Diagnosis involves a combination of clinical evaluation, patient history (including recent infections), and physical examination. Laboratory tests may include blood work to check for inflammation markers (e.g., ESR, CRP) and tests to identify preceding infections. Imaging studies, such as X-rays or MRI, can help assess joint damage or inflammation. Exclusion of other arthritic conditions is also part of the diagnostic process.

Treatment Options

Treatment focuses on managing symptoms and addressing the underlying infection. Nonsteroidal anti-inflammatory drugs (NSAIDs) are commonly used to reduce pain and inflammation. Physical therapy may help maintain joint function. In severe cases, corticosteroids or disease-modifying antirheumatic drugs (DMARDs) might be prescribed. Antibiotics may be used if a bacterial infection is still present.

Prognosis and Follow-Up

Prognosis varies; some patients experience mild, self-limiting symptoms, while others may have recurrent or chronic joint issues. Early treatment can improve outcomes. Follow-up care typically involves monitoring for symptom recurrence, joint function, and potential complications. Regular check-ups with a healthcare provider are recommended to adjust treatment as needed.

Complications

Potential complications include chronic joint damage, persistent pain, reduced mobility, and recurrence of symptoms. Extra-articular manifestations, such as eye or skin issues, may also persist or worsen. In rare cases, severe joint destruction may require surgical intervention.

Lifestyle & Prevention

Lifestyle modifications include maintaining a healthy weight to reduce hip stress, engaging in low-impact exercises to preserve mobility, and avoiding activities that exacerbate pain. Preventive measures focus on prompt treatment of genitourinary or gastrointestinal infections to reduce the risk of developing reactive arthritis.

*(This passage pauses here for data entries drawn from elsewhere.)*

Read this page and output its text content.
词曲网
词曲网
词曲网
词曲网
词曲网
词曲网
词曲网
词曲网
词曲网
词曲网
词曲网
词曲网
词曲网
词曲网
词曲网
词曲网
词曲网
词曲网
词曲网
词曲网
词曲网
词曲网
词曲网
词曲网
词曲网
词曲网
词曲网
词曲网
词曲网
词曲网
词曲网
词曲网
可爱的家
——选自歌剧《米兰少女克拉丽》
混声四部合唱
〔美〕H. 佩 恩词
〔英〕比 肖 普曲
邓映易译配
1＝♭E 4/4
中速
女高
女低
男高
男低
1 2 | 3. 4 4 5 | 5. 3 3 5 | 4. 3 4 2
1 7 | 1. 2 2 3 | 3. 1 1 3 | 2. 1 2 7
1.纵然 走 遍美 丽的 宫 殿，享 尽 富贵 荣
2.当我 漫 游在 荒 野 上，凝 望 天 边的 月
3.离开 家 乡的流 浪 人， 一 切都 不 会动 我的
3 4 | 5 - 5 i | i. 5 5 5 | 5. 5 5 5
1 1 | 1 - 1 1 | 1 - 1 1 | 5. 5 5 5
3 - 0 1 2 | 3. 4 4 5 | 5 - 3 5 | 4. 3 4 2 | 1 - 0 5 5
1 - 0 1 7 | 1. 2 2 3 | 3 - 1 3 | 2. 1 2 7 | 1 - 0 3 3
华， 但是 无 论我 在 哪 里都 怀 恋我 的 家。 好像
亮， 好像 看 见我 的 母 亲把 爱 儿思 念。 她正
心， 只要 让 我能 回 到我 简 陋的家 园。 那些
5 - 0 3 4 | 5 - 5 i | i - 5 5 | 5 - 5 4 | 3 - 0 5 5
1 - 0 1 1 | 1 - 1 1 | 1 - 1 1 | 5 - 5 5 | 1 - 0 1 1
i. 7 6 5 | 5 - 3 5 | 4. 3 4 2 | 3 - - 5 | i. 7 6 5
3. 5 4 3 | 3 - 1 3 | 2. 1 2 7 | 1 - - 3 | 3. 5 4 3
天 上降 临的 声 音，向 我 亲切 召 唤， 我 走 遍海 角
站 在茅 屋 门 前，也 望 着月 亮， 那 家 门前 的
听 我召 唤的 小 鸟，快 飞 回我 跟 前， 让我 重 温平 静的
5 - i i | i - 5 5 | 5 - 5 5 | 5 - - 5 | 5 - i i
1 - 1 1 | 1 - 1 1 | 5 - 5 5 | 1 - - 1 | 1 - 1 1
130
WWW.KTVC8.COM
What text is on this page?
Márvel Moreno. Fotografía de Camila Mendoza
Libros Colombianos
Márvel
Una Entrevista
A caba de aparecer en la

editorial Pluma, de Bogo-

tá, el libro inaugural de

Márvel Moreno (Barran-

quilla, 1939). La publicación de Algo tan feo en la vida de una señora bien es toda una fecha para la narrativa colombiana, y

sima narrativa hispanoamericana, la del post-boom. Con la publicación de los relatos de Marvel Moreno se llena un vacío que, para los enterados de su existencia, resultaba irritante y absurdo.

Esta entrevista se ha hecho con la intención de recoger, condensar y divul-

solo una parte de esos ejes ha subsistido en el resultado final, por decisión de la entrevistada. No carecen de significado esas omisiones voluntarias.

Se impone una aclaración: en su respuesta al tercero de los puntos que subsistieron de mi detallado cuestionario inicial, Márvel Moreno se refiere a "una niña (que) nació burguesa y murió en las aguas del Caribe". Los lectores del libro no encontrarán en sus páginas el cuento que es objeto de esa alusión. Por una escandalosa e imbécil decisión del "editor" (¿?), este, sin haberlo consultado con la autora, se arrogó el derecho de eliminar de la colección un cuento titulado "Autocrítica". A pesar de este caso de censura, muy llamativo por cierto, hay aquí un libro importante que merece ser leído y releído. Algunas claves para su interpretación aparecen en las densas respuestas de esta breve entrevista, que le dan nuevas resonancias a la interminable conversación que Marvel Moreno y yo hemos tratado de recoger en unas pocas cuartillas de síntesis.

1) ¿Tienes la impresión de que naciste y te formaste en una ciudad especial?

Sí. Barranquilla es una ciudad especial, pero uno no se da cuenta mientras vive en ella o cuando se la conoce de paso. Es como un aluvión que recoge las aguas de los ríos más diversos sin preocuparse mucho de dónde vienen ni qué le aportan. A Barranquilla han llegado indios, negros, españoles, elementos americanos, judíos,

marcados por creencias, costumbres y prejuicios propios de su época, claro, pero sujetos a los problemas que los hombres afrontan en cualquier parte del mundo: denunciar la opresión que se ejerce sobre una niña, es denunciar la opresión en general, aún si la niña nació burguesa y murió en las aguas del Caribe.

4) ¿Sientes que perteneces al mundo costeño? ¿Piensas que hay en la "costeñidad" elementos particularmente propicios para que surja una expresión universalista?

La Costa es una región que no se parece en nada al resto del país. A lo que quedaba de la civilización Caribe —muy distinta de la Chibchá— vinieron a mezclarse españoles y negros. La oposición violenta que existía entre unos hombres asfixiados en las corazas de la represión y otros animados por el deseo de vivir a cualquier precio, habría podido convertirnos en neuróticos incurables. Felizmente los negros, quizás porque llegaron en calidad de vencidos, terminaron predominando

When to Seek Professional Help

Seek medical attention if hip pain, swelling, or stiffness persists or worsens, especially after a recent infection. Immediate care is needed for severe symptoms, such as inability to bear weight, high fever, or signs of eye or skin inflammation, as these may indicate complications requiring urgent intervention.

Tips for Medical Coders

When coding M02.359, ensure the documentation specifies "unspecified hip" to align with the code's description. Verify that the condition is clearly identified as Reiter's disease affecting the hip, with no indication of laterality (right/left) or more specific joint involvement. Confirm that the diagnosis is supported by clinical findings and relevant history to justify the code assignment.